On Conjectures concerning the Labeled Coupon Collector Problem
Dina Barak-Pelleg, Daniel Berend
TL;DR
This work analyzes a labeled variant of the Coupon Collector Problem with group arrivals of size $k$, focusing on the case $k=2$ and two information regimes described by $Q_I(n,2)$ and $Q_{II}(n,2)$. Using a graph-based representation where drawn pairs form edges on the coupon set, the authors show that after all coupons have appeared the remaining uncertainty resides in small connected components, and they bound the residual labeling time by a polylogarithmic term via negative association techniques.
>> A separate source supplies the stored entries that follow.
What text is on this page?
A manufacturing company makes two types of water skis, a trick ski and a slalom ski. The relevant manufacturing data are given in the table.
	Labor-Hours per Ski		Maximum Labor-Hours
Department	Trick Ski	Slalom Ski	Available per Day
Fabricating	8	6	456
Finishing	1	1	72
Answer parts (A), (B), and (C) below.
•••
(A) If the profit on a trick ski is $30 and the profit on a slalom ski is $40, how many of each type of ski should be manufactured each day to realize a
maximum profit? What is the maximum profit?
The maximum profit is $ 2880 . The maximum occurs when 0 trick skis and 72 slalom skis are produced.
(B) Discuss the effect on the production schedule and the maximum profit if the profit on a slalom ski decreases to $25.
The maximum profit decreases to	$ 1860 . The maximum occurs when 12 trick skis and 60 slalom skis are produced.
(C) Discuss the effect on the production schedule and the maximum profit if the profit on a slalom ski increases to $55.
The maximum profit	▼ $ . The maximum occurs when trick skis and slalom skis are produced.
They prove two conjectures of Tan et al. by establishing precise asymptotics: $E(Q_I(n,2))=\frac{1}{2} n H_n - \frac{1}{2} n + O(\log^5 n)$ and $E(Q_{II}(n,2))=\frac{1}{2} n H_n + O(\log^5 n)$, implying $E(Q_{II}(n,2)) - E(Q_I(n,2)) = \frac{1}{2} n + o(n)$ and $E(Q_{II}(n,2))=\frac{1}{2} n H_n + o(n)$. The approach leverages concentration results, a detailed analysis of size-2 components, and auxiliary propositions on conditional completion, with potential refinements to even tighter polylogarithmic bounds. The findings demonstrate the efficacy of random-graph and dependency-structure methods for labeled CCP variants and offer sharper asymptotics than previously conjectured.
Abstract
We study a labeled variant of the classical Coupon Collector Problem (CCP), recently introduced by Tan et al., where coupons arrive in groups and only the set of labels is revealed. The goal is to determine the expected number of group drawings required to uniquely identify the labeling of all coupons. We focus on the case where groups consist of pairs ($k=2$), and provide rigorous proofs for two conjectures posed by Tan et al.